In January 2008, Juventus officially announced the signing of Stendardo to a 6-month loan deal, for €400,000, with an option to buy him outright in the summer. On 1 September he was loaned to Lecce in a one-year deal, and spent the 2008–09 season with the Giallorossi with little success, as the side went relegated to Serie B.

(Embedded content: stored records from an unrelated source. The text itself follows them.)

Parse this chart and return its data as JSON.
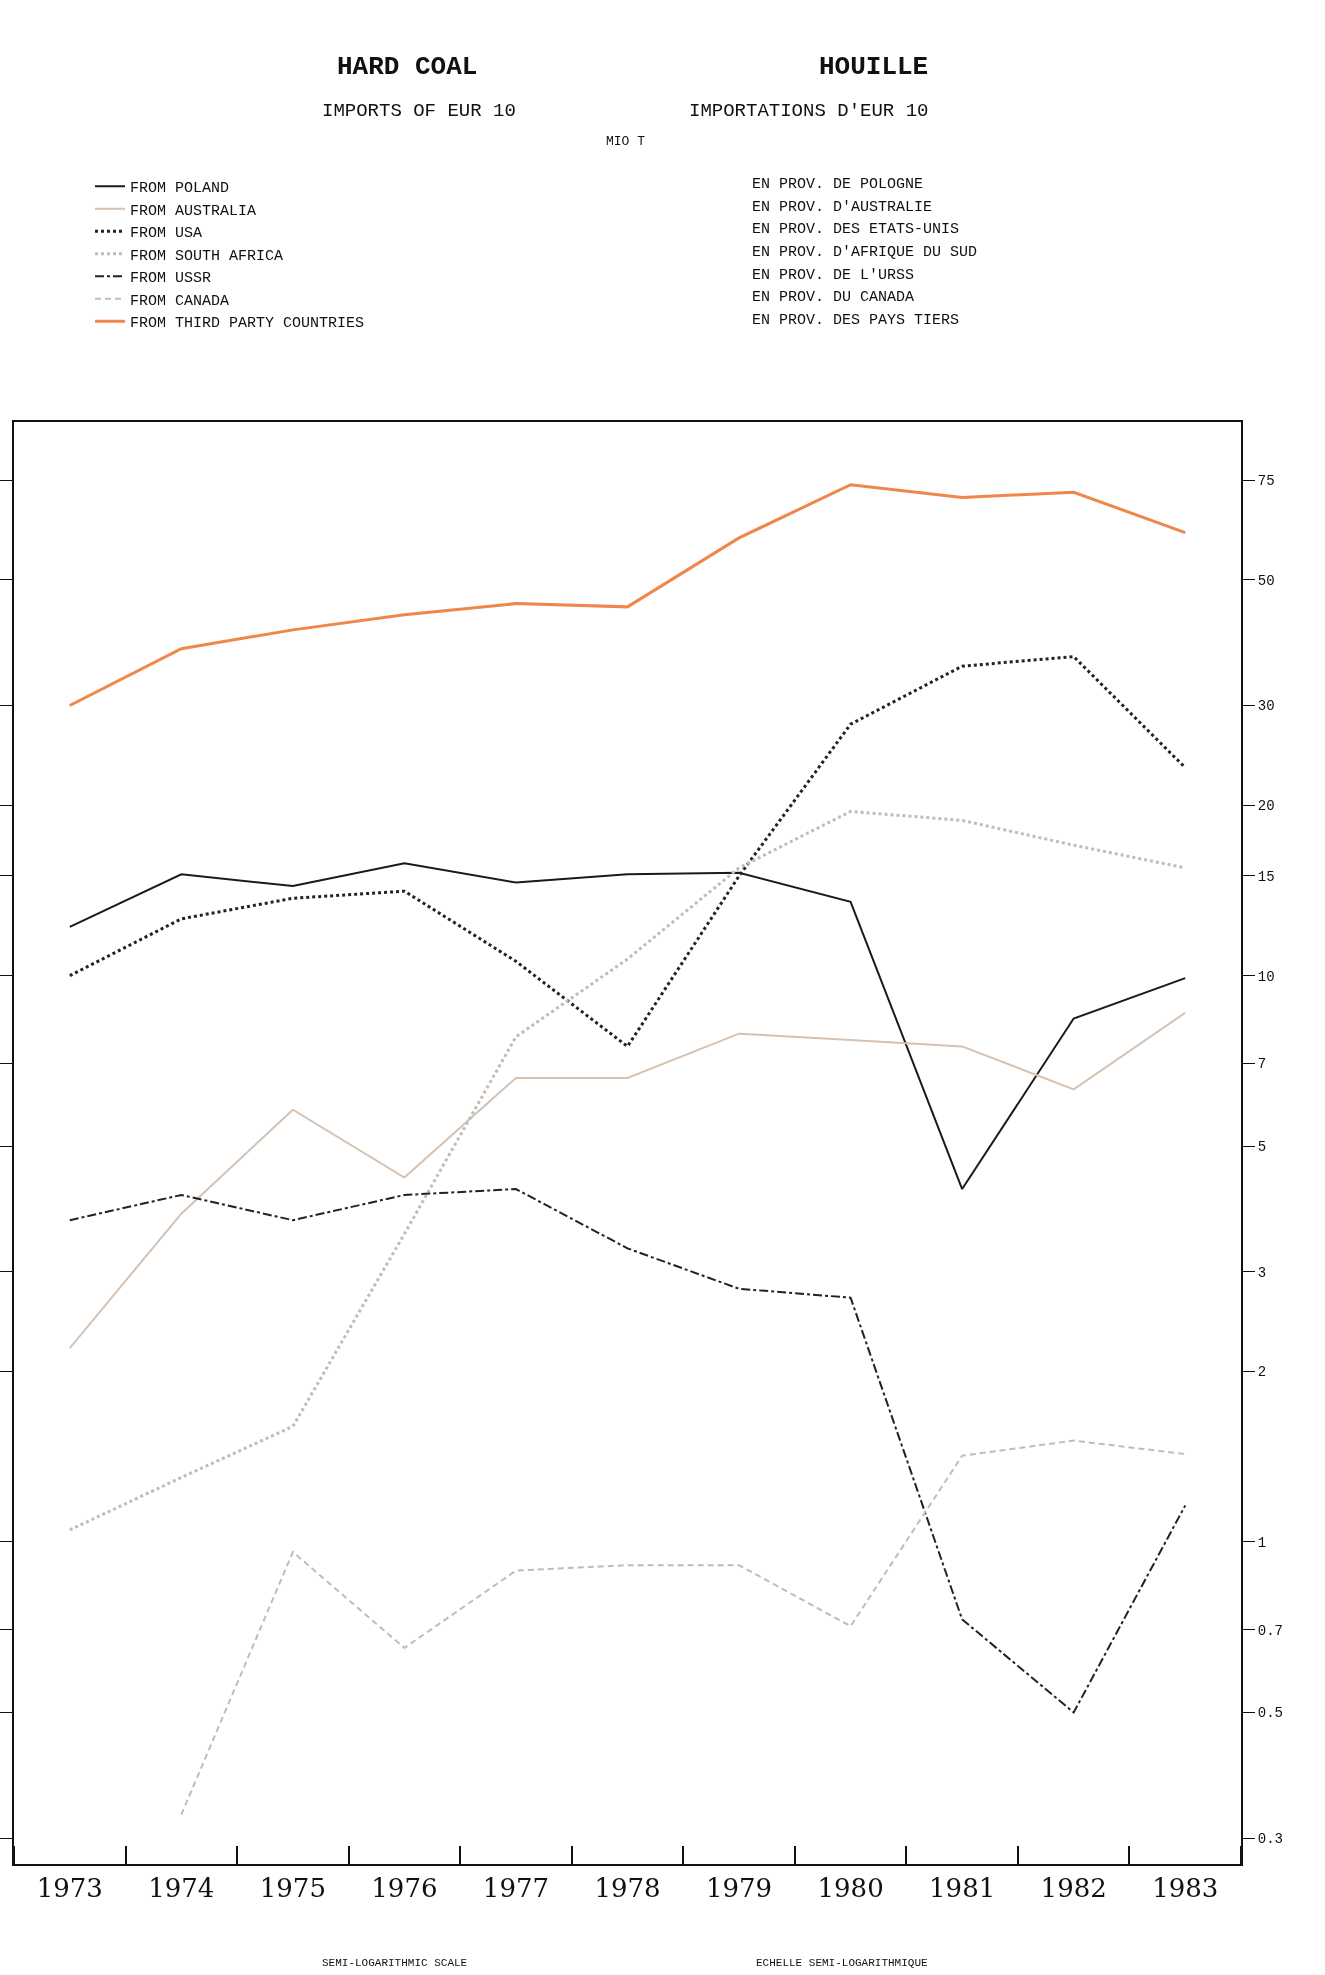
{
  "chart_data": {
    "type": "line",
    "title": "HARD COAL",
    "subtitle": "IMPORTS OF EUR 10",
    "x": [
      1973,
      1974,
      1975,
      1976,
      1977,
      1978,
      1979,
      1980,
      1981,
      1982,
      1983
    ],
    "series": [
      {
        "name": "FROM POLAND",
        "color": "#1a1a1a",
        "line_style": "solid",
        "values": [
          12.2,
          15.1,
          14.4,
          15.8,
          14.6,
          15.1,
          15.2,
          13.5,
          4.2,
          8.4,
          9.9
        ]
      },
      {
        "name": "FROM AUSTRALIA",
        "color": "#d6c2b2",
        "line_style": "solid",
        "values": [
          2.2,
          3.8,
          5.8,
          4.4,
          6.6,
          6.6,
          7.9,
          7.7,
          7.5,
          6.3,
          8.6
        ]
      },
      {
        "name": "FROM USA",
        "color": "#222222",
        "line_style": "dotted",
        "values": [
          10.0,
          12.6,
          13.7,
          14.1,
          10.6,
          7.5,
          15.0,
          27.8,
          35.2,
          36.6,
          23.3
        ]
      },
      {
        "name": "FROM SOUTH AFRICA",
        "color": "#bdbdbd",
        "line_style": "dotted",
        "values": [
          1.05,
          1.3,
          1.6,
          3.5,
          7.8,
          10.7,
          15.5,
          19.5,
          18.8,
          17.0,
          15.5
        ]
      },
      {
        "name": "FROM USSR",
        "color": "#222222",
        "line_style": "dashdot",
        "values": [
          3.7,
          4.1,
          3.7,
          4.1,
          4.2,
          3.3,
          2.8,
          2.7,
          0.73,
          0.5,
          1.16
        ]
      },
      {
        "name": "FROM CANADA",
        "color": "#bdbdbd",
        "line_style": "dashed",
        "values": [
          null,
          0.33,
          0.96,
          0.65,
          0.89,
          0.91,
          0.91,
          0.71,
          1.42,
          1.51,
          1.43
        ]
      },
      {
        "name": "FROM THIRD PARTY COUNTRIES",
        "color": "#f0864a",
        "line_style": "solid",
        "values": [
          30,
          37.8,
          40.8,
          43.4,
          45.4,
          44.8,
          59.3,
          73.6,
          69.9,
          71.4,
          60.6
        ]
      }
    ],
    "log": "y",
    "xlim": [
      1972.5,
      1983.5
    ],
    "ylim": [
      0.27,
      95
    ],
    "xticks": [
      1973,
      1974,
      1975,
      1976,
      1977,
      1978,
      1979,
      1980,
      1981,
      1982,
      1983
    ],
    "yticks": [
      0.3,
      0.5,
      0.7,
      1,
      2,
      3,
      5,
      7,
      10,
      15,
      20,
      30,
      50,
      75
    ],
    "legend": "top left",
    "annotations": [
      "HOUILLE",
      "IMPORTATIONS D'EUR 10",
      "EN PROV. DE POLOGNE",
      "EN PROV. D'AUSTRALIE",
      "EN PROV. DES ETATS-UNIS",
      "EN PROV. D'AFRIQUE DU SUD",
      "EN PROV. DE L'URSS",
      "EN PROV. DU CANADA",
      "EN PROV. DES PAYS TIERS",
      "SEMI-LOGARITHMIC SCALE",
      "ECHELLE SEMI-LOGARITHMIQUE",
      "MIO T"
    ]
  }
}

Stendardo then returned to Lazio at the end of the season, and played 33 Serie A games for the club during the next 2 seasons.

===Atalanta===
After making no appearances in 2011–12, he left for Atalanta in January 2012, on loan until June. In August, he was bought outright by La Dea.

==Coaching career==
In August 2021, Stendardo took over on his first role as a first team manager, coaching Eccellenza amateurs LUISS, the football branch of the Libera Università Internazionale degli Studi Sociali Guido Carli.

==Style of play==
Stendardo is characterized by his physical stature and tenacity as a central defender, rather than by speed or technical proficiency. Although he is not noted for his pace or specific technical skills, Stendardo has made a name for himself as a large, tall, physically strong and tenacious central defender.

==Personal life==
Stendardo's brother, Mariano, is also a footballer. During his playing career, Guglielmo managed to obtain a law degree; in December 2012, he was the source of controversy when he pulled out of a Coppa Italia match against Roma in order to sit an exam in Salerno for his law degree, and was subsequently fined by Atalanta.